Which is a bigger deal than it sounds. Generally, replacement eyes for those who need them are made entirely by hand. This is a lengthy process, often spanning several months. The process of creating this ocular replacement is considerably quicker. It’s also close to indistinguishable from the real thing.
Got a prosthetic eye on you
The patient, Steve Verze, was fitted with his high-tech prosthetic eye late last month, thanks to the docs at Moorfields, a company called Ocupeye and Fraunhofer ICG. The process of creating the eye involves a very brief scan of the eye socket, as well as colour matching of the other eye. This information is fed to Fraunhofer’s Cuttlefish:Eye software which, along with a purpose-built print driver, is used to replicate the ocular orb.

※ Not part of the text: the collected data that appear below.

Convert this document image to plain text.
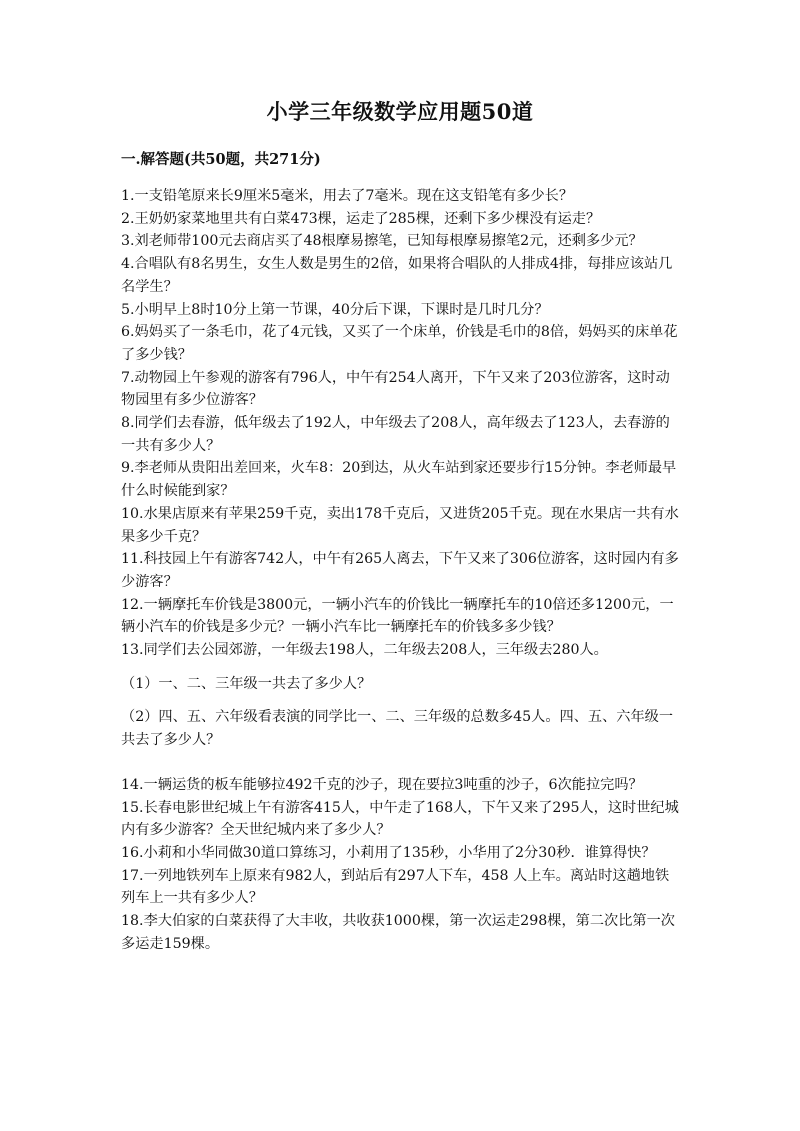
小学三年级数学应用题50道
一.解答题(共50题，共271分)

1.一支铅笔原来长9厘米5毫米，用去了7毫米。现在这支铅笔有多少长？

2.王奶奶家菜地里共有白菜473棵，运走了285棵，还剩下多少棵没有运走？

3.刘老师带100元去商店买了48根摩易擦笔，已知每根摩易擦笔2元，还剩多少元？

4.合唱队有8名男生，女生人数是男生的2倍，如果将合唱队的人排成4排，每排应该站几名学生？

5.小明早上8时10分上第一节课，40分后下课，下课时是几时几分？

6.妈妈买了一条毛巾，花了4元钱，又买了一个床单，价钱是毛巾的8倍，妈妈买的床单花了多少钱？

7.动物园上午参观的游客有796人，中午有254人离开，下午又来了203位游客，这时动物园里有多少位游客？

8.同学们去春游，低年级去了192人，中年级去了208人，高年级去了123人，去春游的一共有多少人？

9.李老师从贵阳出差回来，火车8：20到达，从火车站到家还要步行15分钟。李老师最早什么时候能到家？

10.水果店原来有苹果259千克，卖出178千克后，又进货205千克。现在水果店一共有水果多少千克？

11.科技园上午有游客742人，中午有265人离去，下午又来了306位游客，这时园内有多少游客？

12.一辆摩托车价钱是3800元，一辆小汽车的价钱比一辆摩托车的10倍还多1200元，一辆小汽车的价钱是多少元？一辆小汽车比一辆摩托车的价钱多多少钱？

13.同学们去公园郊游，一年级去198人，二年级去208人，三年级去280人。

（1）一、二、三年级一共去了多少人？

（2）四、五、六年级看表演的同学比一、二、三年级的总数多45人。四、五、六年级一共去了多少人？

14.一辆运货的板车能够拉492千克的沙子，现在要拉3吨重的沙子，6次能拉完吗？

15.长春电影世纪城上午有游客415人，中午走了168人，下午又来了295人，这时世纪城内有多少游客？全天世纪城内来了多少人？

16.小莉和小华同做30道口算练习，小莉用了135秒，小华用了2分30秒．谁算得快？

17.一列地铁列车上原来有982人，到站后有297人下车，458 人上车。离站时这趟地铁列车上一共有多少人？

18.李大伯家的白菜获得了大丰收，共收获1000棵，第一次运走298棵，第二次比第一次多运走159棵。
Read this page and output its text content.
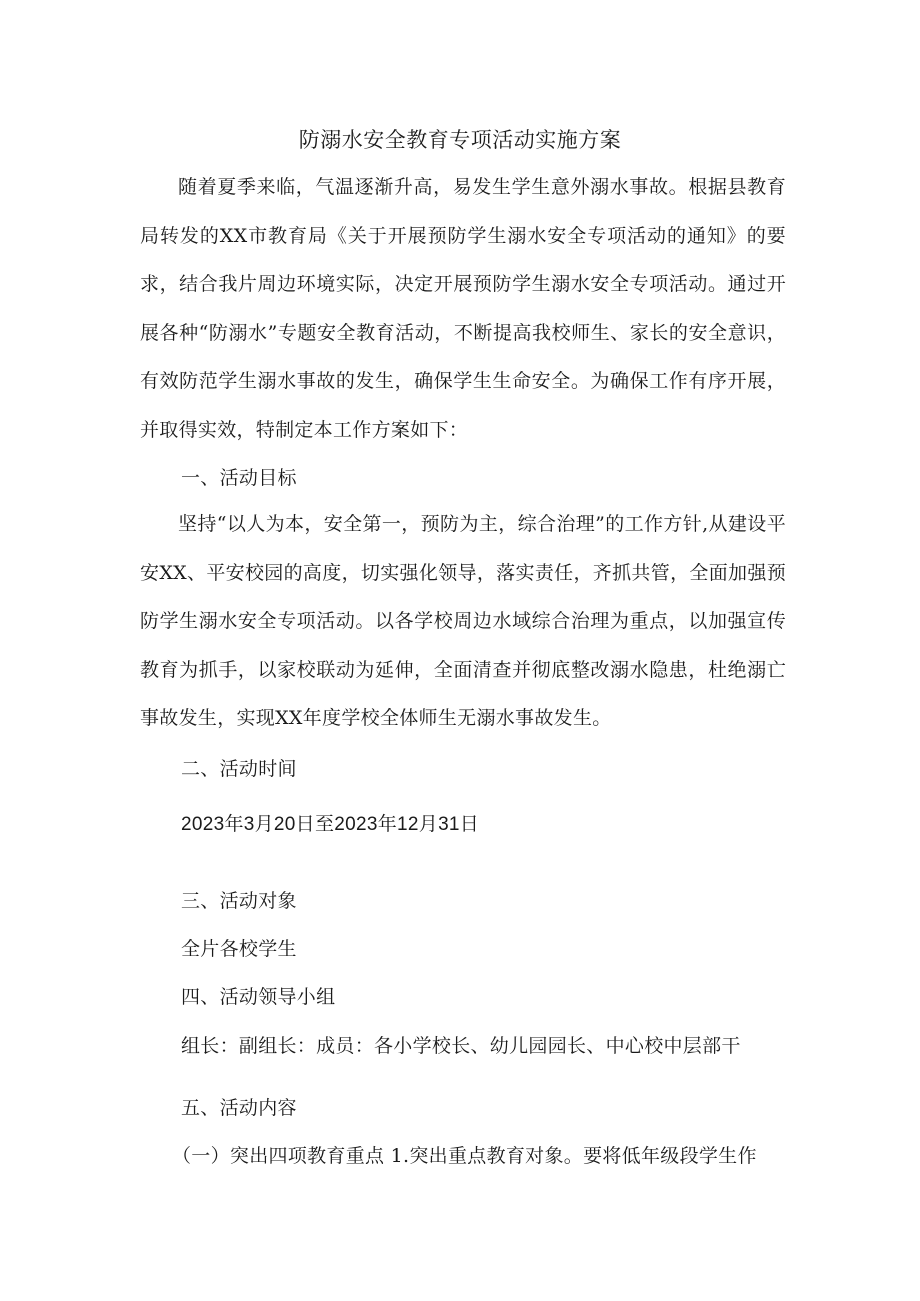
防溺水安全教育专项活动实施方案

随着夏季来临，气温逐渐升高，易发生学生意外溺水事故。根据县教育局转发的XX市教育局《关于开展预防学生溺水安全专项活动的通知》的要求，结合我片周边环境实际，决定开展预防学生溺水安全专项活动。通过开展各种“防溺水”专题安全教育活动，不断提高我校师生、家长的安全意识，有效防范学生溺水事故的发生，确保学生生命安全。为确保工作有序开展，并取得实效，特制定本工作方案如下：

一、活动目标

坚持“以人为本，安全第一，预防为主，综合治理”的工作方针,从建设平安XX、平安校园的高度，切实强化领导，落实责任，齐抓共管，全面加强预防学生溺水安全专项活动。以各学校周边水域综合治理为重点，以加强宣传教育为抓手，以家校联动为延伸，全面清查并彻底整改溺水隐患，杜绝溺亡事故发生，实现XX年度学校全体师生无溺水事故发生。

二、活动时间

2023年3月20日至2023年12月31日

三、活动对象

全片各校学生

四、活动领导小组

组长：副组长：成员：各小学校长、幼儿园园长、中心校中层部干

五、活动内容

（一）突出四项教育重点 1.突出重点教育对象。要将低年级段学生作
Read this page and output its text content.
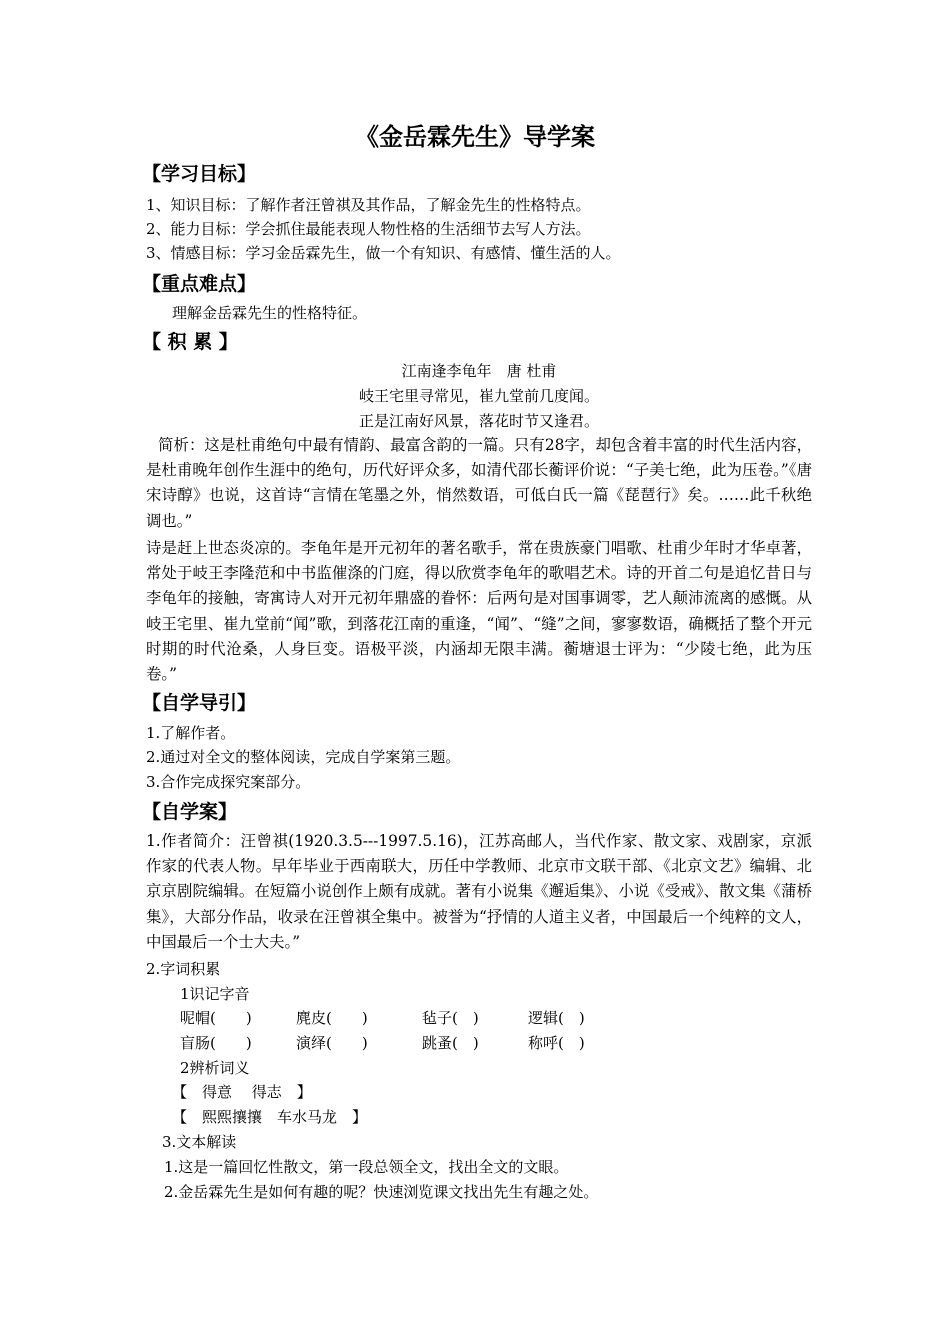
《金岳霖先生》导学案
【学习目标】
1、知识目标：了解作者汪曾祺及其作品，了解金先生的性格特点。
2、能力目标：学会抓住最能表现人物性格的生活细节去写人方法。
3、情感目标：学习金岳霖先生，做一个有知识、有感情、懂生活的人。
【重点难点】
理解金岳霖先生的性格特征。
【 积 累 】
江南逢李龟年　唐 杜甫
岐王宅里寻常见，崔九堂前几度闻。
正是江南好风景，落花时节又逢君。
简析：这是杜甫绝句中最有情韵、最富含韵的一篇。只有28字，却包含着丰富的时代生活内容，是杜甫晚年创作生涯中的绝句，历代好评众多，如清代邵长蘅评价说：“子美七绝，此为压卷。”《唐宋诗醇》也说，这首诗“言情在笔墨之外，悄然数语，可低白氏一篇《琵琶行》矣。……此千秋绝调也。”
诗是赶上世态炎凉的。李龟年是开元初年的著名歌手，常在贵族豪门唱歌、杜甫少年时才华卓著，常处于岐王李隆范和中书监催涤的门庭，得以欣赏李龟年的歌唱艺术。诗的开首二句是追忆昔日与李龟年的接触，寄寓诗人对开元初年鼎盛的眷怀：后两句是对国事调零，艺人颠沛流离的感慨。从岐王宅里、崔九堂前“闻”歌，到落花江南的重逢，“闻”、“缝”之间，寥寥数语，确概括了整个开元时期的时代沧桑，人身巨变。语极平淡，内涵却无限丰满。蘅塘退士评为：“少陵七绝，此为压卷。”
【自学导引】
1.了解作者。
2.通过对全文的整体阅读，完成自学案第三题。
3.合作完成探究案部分。
【自学案】
1.作者简介：汪曾祺(1920.3.5---1997.5.16)，江苏高邮人，当代作家、散文家、戏剧家，京派作家的代表人物。早年毕业于西南联大，历任中学教师、北京市文联干部、《北京文艺》编辑、北京京剧院编辑。在短篇小说创作上颇有成就。著有小说集《邂逅集》、小说《受戒》、散文集《蒲桥集》，大部分作品，收录在汪曾祺全集中。被誉为“抒情的人道主义者，中国最后一个纯粹的文人，中国最后一个士大夫。”
2.字词积累
1识记字音
呢帽(　　)	麂皮(　　)	毡子(　)	逻辑(　)
盲肠(　　)	演绎(　　)	跳蚤(　)	称呼(　)
2辨析词义
【　得意　 得志　】
【　熙熙攘攘　车水马龙　】
3.文本解读
1.这是一篇回忆性散文，第一段总领全文，找出全文的文眼。
2.金岳霖先生是如何有趣的呢？快速浏览课文找出先生有趣之处。
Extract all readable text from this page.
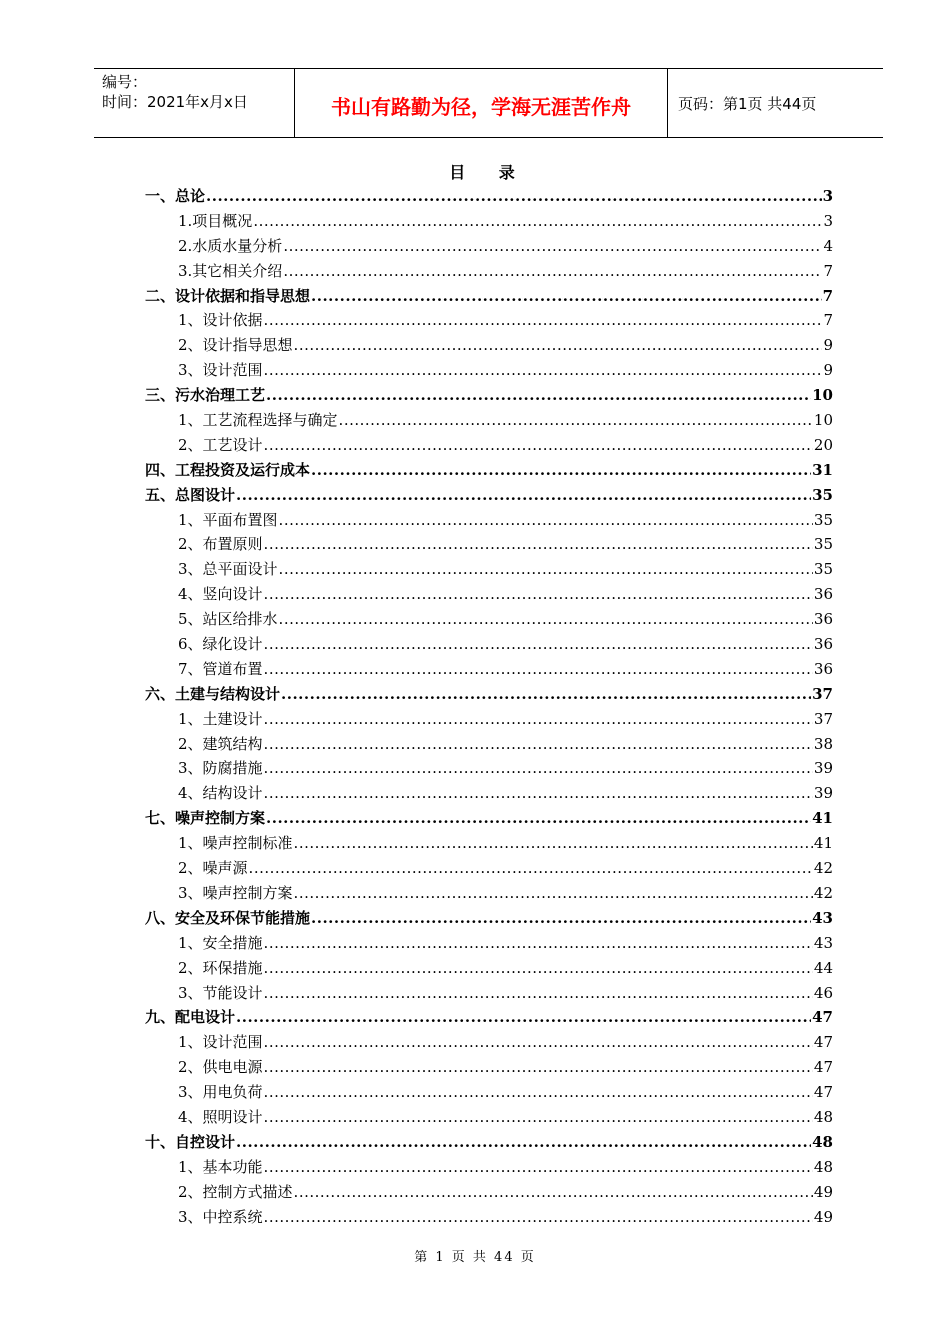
编号：
时间：2021年x月x日	书山有路勤为径，学海无涯苦作舟	页码：第1页 共44页
目 录
一、总论 .....	3
1.项目概况 .....	3
2.水质水量分析 .....	4
3.其它相关介绍 .....	7
二、设计依据和指导思想 .....	7
1、设计依据 .....	7
2、设计指导思想 .....	9
3、设计范围 .....	9
三、污水治理工艺 .....	10
1、工艺流程选择与确定 .....	10
2、工艺设计 .....	20
四、工程投资及运行成本 .....	31
五、总图设计 .....	35
1、平面布置图 .....	35
2、布置原则 .....	35
3、总平面设计 .....	35
4、竖向设计 .....	36
5、站区给排水 .....	36
6、绿化设计 .....	36
7、管道布置 .....	36
六、土建与结构设计 .....	37
1、土建设计 .....	37
2、建筑结构 .....	38
3、防腐措施 .....	39
4、结构设计 .....	39
七、噪声控制方案 .....	41
1、噪声控制标准 .....	41
2、噪声源 .....	42
3、噪声控制方案 .....	42
八、安全及环保节能措施 .....	43
1、安全措施 .....	43
2、环保措施 .....	44
3、节能设计 .....	46
九、配电设计 .....	47
1、设计范围 .....	47
2、供电电源 .....	47
3、用电负荷 .....	47
4、照明设计 .....	48
十、自控设计 .....	48
1、基本功能 .....	48
2、控制方式描述 .....	49
3、中控系统 .....	49
第 1 页 共 44 页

The scan takes 2.4 seconds, using an Optical Coherence Tomography ophthalmic scanner. A German company, Fit AG, handles the 3D printing once Fraunhofer has generated the 3D model needed to create a custom replacement from the data. From there, it’s given to a team of ocularists for polishing.
It’s estimated that a single printer could generate enough eyes to supply the UK with all of the outstanding prosthetics in short order. That’s a waiting list of more than 10,000 patients. The prosthetic’s creators also expect that, with minimal outlay, they could fulfil the needs of the global market. That’s about eight million artificial eyes. But, before the program can go global, the ongoing clinical trial needs to conclude.
“We hope the forthcoming clinical trial will provide us with robust evidence about the value of this new technology, showing what a difference it makes for patients. It clearly has the potential to reduce waiting lists,” said Professor Mandeep Sagoo, consultant ophthalmologist at Moorfields.